Me and Shila passed through one year on our way to a fishing trip at Toledo Bend. We stopped at the Court House to visit them. While we were there, the phone rang. All we got was one side of the conversation:
"County Court, this is Laura, how can I help you?" "Hello Harlan, how is Phyllis?" "You don't say?" "Bless her heart, you give her our love. What can I do for you?" "Yes, I know that bridge, its Andersons Crossing" "Did they? Oh no, not again" 
(raucous laughter) "Is the fire out?" “That's good they had some barricades to put up. Wouldn't want anyone running off into the Angelina river.” (more raucous laughter) "Well, Harlan, they burn that bridge down every year just before deer season" 
(more raucous laughter; apparently burning Andersons Crossing somehow enhances the deer hunting in that region between Cherokee and Anderson County) "We'll let the roads department know, thanks for calling Harlan" (hanging up phone, more raucous laughter, hollering to Jack through the door to the judges office) "Jack, they burned Andersons Crossing down again last night!" (silence from the judges office, then a soft whisper, like a man talking through clinched teeth echoes back) "Well, shoot, they do it every year. When are we going to get us a metal bridge?"

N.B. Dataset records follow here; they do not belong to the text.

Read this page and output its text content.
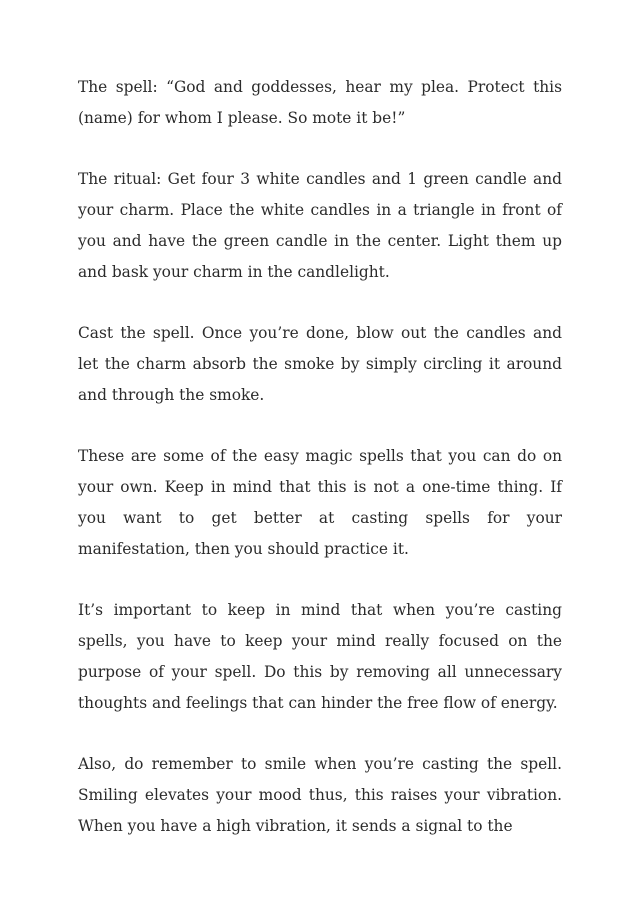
The spell: “God and goddesses, hear my plea. Protect this (name) for whom I please. So mote it be!”

The ritual: Get four 3 white candles and 1 green candle and your charm. Place the white candles in a triangle in front of you and have the green candle in the center. Light them up and bask your charm in the candlelight.

Cast the spell. Once you’re done, blow out the candles and let the charm absorb the smoke by simply circling it around and through the smoke.

These are some of the easy magic spells that you can do on your own. Keep in mind that this is not a one-time thing. If you want to get better at casting spells for your manifestation, then you should practice it.

It’s important to keep in mind that when you’re casting spells, you have to keep your mind really focused on the purpose of your spell. Do this by removing all unnecessary thoughts and feelings that can hinder the free flow of energy.

Also, do remember to smile when you’re casting the spell. Smiling elevates your mood thus, this raises your vibration. When you have a high vibration, it sends a signal to the
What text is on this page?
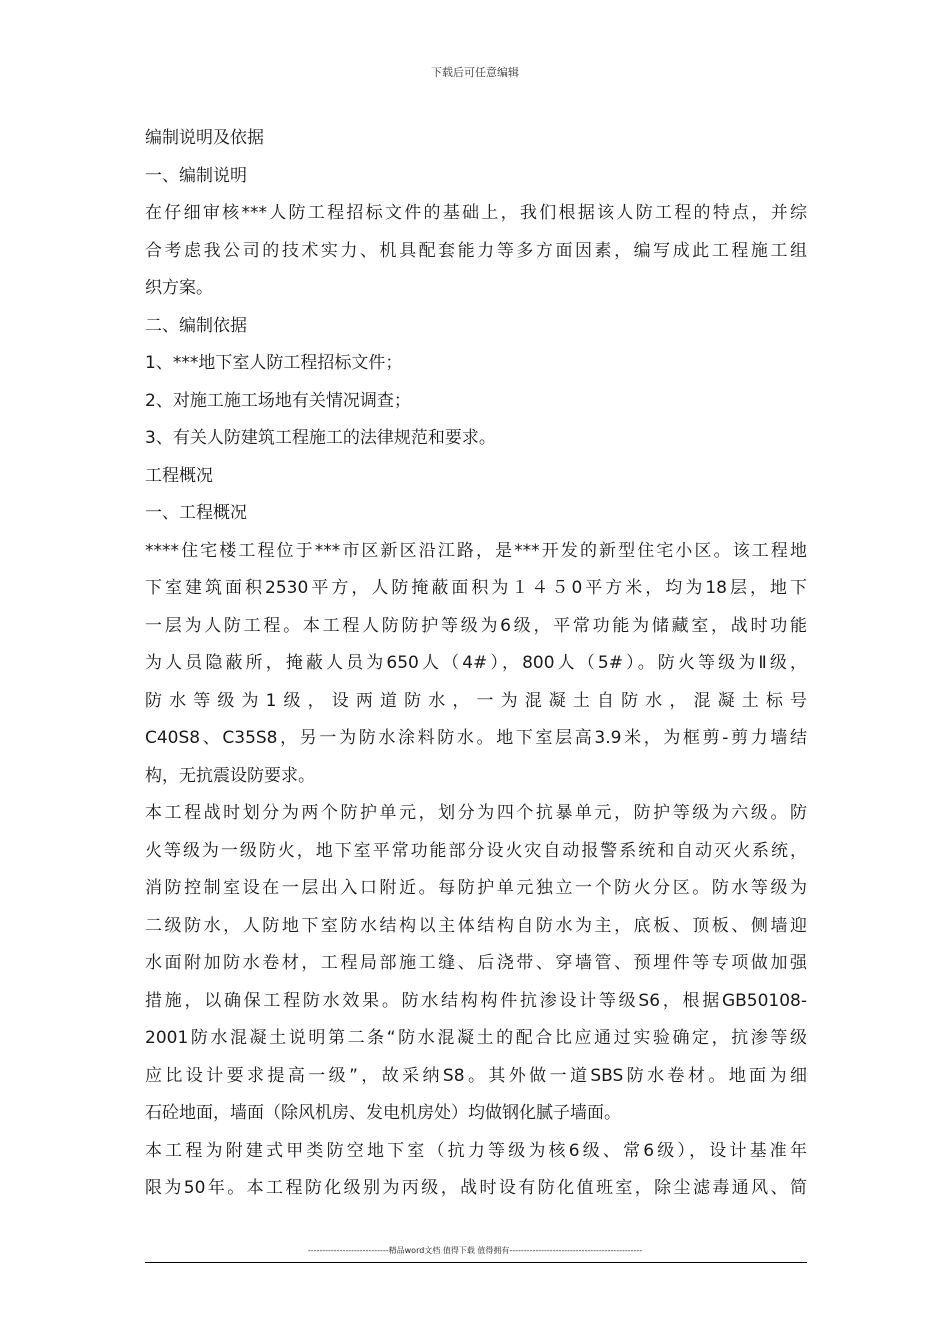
下载后可任意编辑
编制说明及依据
一、编制说明
在仔细审核***人防工程招标文件的基础上，我们根据该人防工程的特点，并综
合考虑我公司的技术实力、机具配套能力等多方面因素，编写成此工程施工组
织方案。
二、编制依据
1、***地下室人防工程招标文件；
2、对施工施工场地有关情况调查；
3、有关人防建筑工程施工的法律规范和要求。
工程概况
一、工程概况
****住宅楼工程位于***市区新区沿江路，是***开发的新型住宅小区。该工程地
下室建筑面积2530平方，人防掩蔽面积为１４５0平方米，均为18层，地下
一层为人防工程。本工程人防防护等级为6级，平常功能为储藏室，战时功能
为人员隐蔽所，掩蔽人员为650人（4#），800人（5#）。防火等级为Ⅱ级，
防水等级为1级，设两道防水，一为混凝土自防水，混凝土标号
C40S8、C35S8，另一为防水涂料防水。地下室层高3.9米，为框剪-剪力墙结
构，无抗震设防要求。
本工程战时划分为两个防护单元，划分为四个抗暴单元，防护等级为六级。防
火等级为一级防火，地下室平常功能部分设火灾自动报警系统和自动灭火系统，
消防控制室设在一层出入口附近。每防护单元独立一个防火分区。防水等级为
二级防水，人防地下室防水结构以主体结构自防水为主，底板、顶板、侧墙迎
水面附加防水卷材，工程局部施工缝、后浇带、穿墙管、预埋件等专项做加强
措施，以确保工程防水效果。防水结构构件抗渗设计等级S6，根据GB50108-
2001防水混凝土说明第二条“防水混凝土的配合比应通过实验确定，抗渗等级
应比设计要求提高一级”，故采纳S8。其外做一道SBS防水卷材。地面为细
石砼地面，墙面（除风机房、发电机房处）均做钢化腻子墙面。
本工程为附建式甲类防空地下室（抗力等级为核6级、常6级），设计基准年
限为50年。本工程防化级别为丙级，战时设有防化值班室，除尘滤毒通风、简
----------------------------精品word文档 值得下载 值得拥有----------------------------------------------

Uncle Jack, you may recall from a previous story, is the "the good man with the barbed wire wit and big heart" who had told me when I was 4 years old that my mother had fallen into the well, and the only way to get her back was to go in the house and turn the faucet on, which I did, crying my fool head off.

1 comment:

Water Baby said...

I love this story! The only real memories I have of Aunt Lera are of her little poodle Suzie. We baby sat for Suzie once and you used to sing her that song 'Wake up a-little Su-uzie, Wake up!' and hold that poor dog up over your head dancing around the living room!